Não se pense que o fenómeno atinge apenas as populações e comunidades mais desfavorecidas. A prática tem revelado o contrário, prevalecendo esta em famílias com estabilidade e, sobretudo, nos jovens através dos novos meios de comunicação.

Em algumas situações, o perigo pode ser afastado pela decretação de medidas cautelares que, entre outras situações não especificadas, podem abranger: Proibição de aproximação da vítima/habitação/local de trabalho; medidas de vigilância e controle à distância; proibição de uso e porte de arma, sujeição a programa de tratamento de alcoolismo, frequência de um programa de prevenção de violência doméstica, inibição do poder paternal e inibição de condução; proibição de comunicação ou mesmo prisão preventiva para as situações mais graves.
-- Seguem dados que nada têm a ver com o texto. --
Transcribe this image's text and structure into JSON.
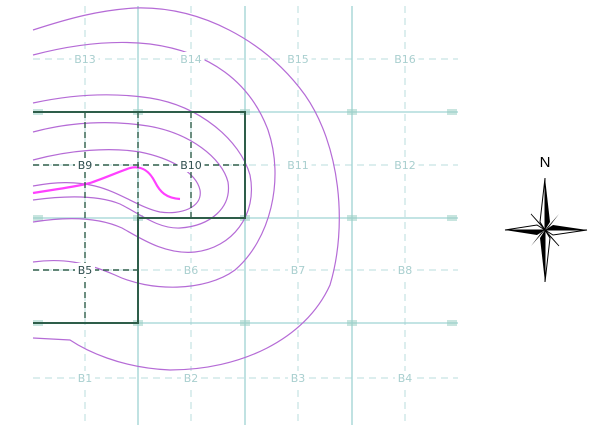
{
  "colors": {
    "grid_major": "#9fd3d3",
    "grid_minor": "#b8dede",
    "label_faint": "#a9cfcf",
    "label_dark": "#2f4f4f",
    "boundary": "#2e5e4a",
    "contour": "#b56bd6",
    "contour_peak": "#ff40ff",
    "marker": "#9ad0c4"
  },
  "grid": {
    "cells": [
      {
        "id": "B1",
        "label": "B1",
        "row": 0,
        "col": 0,
        "emphasis": false
      },
      {
        "id": "B2",
        "label": "B2",
        "row": 0,
        "col": 1,
        "emphasis": false
      },
      {
        "id": "B3",
        "label": "B3",
        "row": 0,
        "col": 2,
        "emphasis": false
      },
      {
        "id": "B4",
        "label": "B4",
        "row": 0,
        "col": 3,
        "emphasis": false
      },
      {
        "id": "B5",
        "label": "B5",
        "row": 1,
        "col": 0,
        "emphasis": true
      },
      {
        "id": "B6",
        "label": "B6",
        "row": 1,
        "col": 1,
        "emphasis": false
      },
      {
        "id": "B7",
        "label": "B7",
        "row": 1,
        "col": 2,
        "emphasis": false
      },
      {
        "id": "B8",
        "label": "B8",
        "row": 1,
        "col": 3,
        "emphasis": false
      },
      {
        "id": "B9",
        "label": "B9",
        "row": 2,
        "col": 0,
        "emphasis": true
      },
      {
        "id": "B10",
        "label": "B10",
        "row": 2,
        "col": 1,
        "emphasis": true
      },
      {
        "id": "B11",
        "label": "B11",
        "row": 2,
        "col": 2,
        "emphasis": false
      },
      {
        "id": "B12",
        "label": "B12",
        "row": 2,
        "col": 3,
        "emphasis": false
      },
      {
        "id": "B13",
        "label": "B13",
        "row": 3,
        "col": 0,
        "emphasis": false
      },
      {
        "id": "B14",
        "label": "B14",
        "row": 3,
        "col": 1,
        "emphasis": false
      },
      {
        "id": "B15",
        "label": "B15",
        "row": 3,
        "col": 2,
        "emphasis": false
      },
      {
        "id": "B16",
        "label": "B16",
        "row": 3,
        "col": 3,
        "emphasis": false
      }
    ]
  },
  "compass": {
    "north_label": "N"
  }
}
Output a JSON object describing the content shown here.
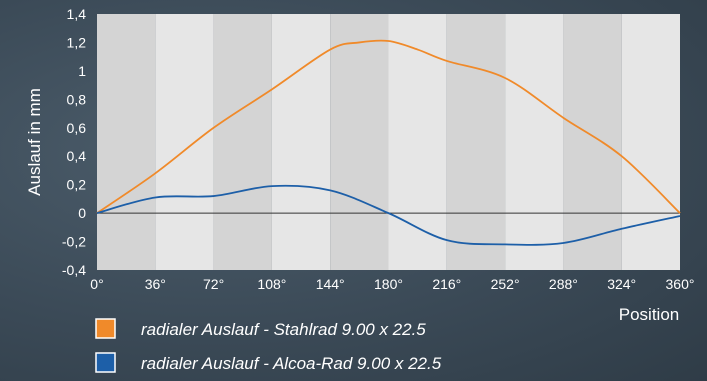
{
  "chart_data": {
    "type": "line",
    "xlabel": "Position",
    "ylabel": "Auslauf in mm",
    "xlim": [
      0,
      360
    ],
    "ylim": [
      -0.4,
      1.4
    ],
    "x_ticks": [
      0,
      36,
      72,
      108,
      144,
      180,
      216,
      252,
      288,
      324,
      360
    ],
    "x_tick_labels": [
      "0°",
      "36°",
      "72°",
      "108°",
      "144°",
      "180°",
      "216°",
      "252°",
      "288°",
      "324°",
      "360°"
    ],
    "y_ticks": [
      -0.4,
      -0.2,
      0,
      0.2,
      0.4,
      0.6,
      0.8,
      1,
      1.2,
      1.4
    ],
    "y_tick_labels": [
      "-0,4",
      "-0,2",
      "0",
      "0,2",
      "0,4",
      "0,6",
      "0,8",
      "1",
      "1,2",
      "1,4"
    ],
    "grid": "alternating vertical bands",
    "legend_position": "bottom-left",
    "series": [
      {
        "name": "radialer Auslauf - Stahlrad  9.00 x 22.5",
        "color": "#f08a2a",
        "x": [
          0,
          36,
          72,
          108,
          144,
          162,
          180,
          198,
          216,
          252,
          288,
          324,
          360
        ],
        "values": [
          0,
          0.28,
          0.6,
          0.87,
          1.15,
          1.2,
          1.21,
          1.15,
          1.07,
          0.95,
          0.67,
          0.4,
          0
        ]
      },
      {
        "name": "radialer Auslauf - Alcoa-Rad 9.00 x 22.5",
        "color": "#1d5fa8",
        "x": [
          0,
          36,
          72,
          108,
          144,
          180,
          216,
          252,
          288,
          324,
          360
        ],
        "values": [
          0,
          0.11,
          0.12,
          0.19,
          0.16,
          0,
          -0.19,
          -0.22,
          -0.21,
          -0.11,
          -0.02
        ]
      }
    ]
  }
}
O problema deste tipo de crime é a prova da violência psicológica, emocional, económica e sexual que se queda, muitas das vezes, pelo depoimento da vítima – única testemunha dos factos. E, a falta de prova indiciária, obsta à decretação de uma medida cautelar – das 81032 participações de violência doméstica relativa aos anos de 2015 a 2020, cerca de 78,2% foram arquivados, 17,2% teve acusação e 4,7% a suspensão provisória do processo.

Um crime que leva as vítimas acreditar que apresentar queixa não vai dar em nada e apenas vai “aumentar a violência”. Não é fácil sair de um ciclo tão vicioso e pedir que lhe seja reconhecido o estatuto legal de vítima de violência doméstica (em 2020 foram atribuídos 24.092 estatutos de vítima, representando 87,4% das situações, sendo que 10,3% das vítimas prescindiram de beneficiar deste direito)

Crime que acaba por não ter castigo pois, 61,5% das decisões proferidas em 2020 tiveram penas de prisão aplicadas entre 2-3 anos mas as penas de prisão foram na sua esmagadora maioria suspensas, geralmente por igual período de tempo….Continua a ser leve a mão da justiça.

Apesar de leve, em Junho de 2020, quase 10% dos reclusos em Portugal tinham sido condenados por violência doméstica ao que acresce o facto de 847 pessoas estarem em liberdade, mas sujeitos a medidas de controle. A par, perto de duas mil pessoas frequentavam programas de reabilitação para agressores que tem revelado bons resultados na diminuição das crenças de legitimação da violência e aumento da autorresponsabilização pelo comportamento criminal.

O crime de violência doméstica tem a natureza de crime público podendo qualquer pessoa que o testemunhe denunciar os factos junto das entidades competentes para o Ministério Público promover o processo.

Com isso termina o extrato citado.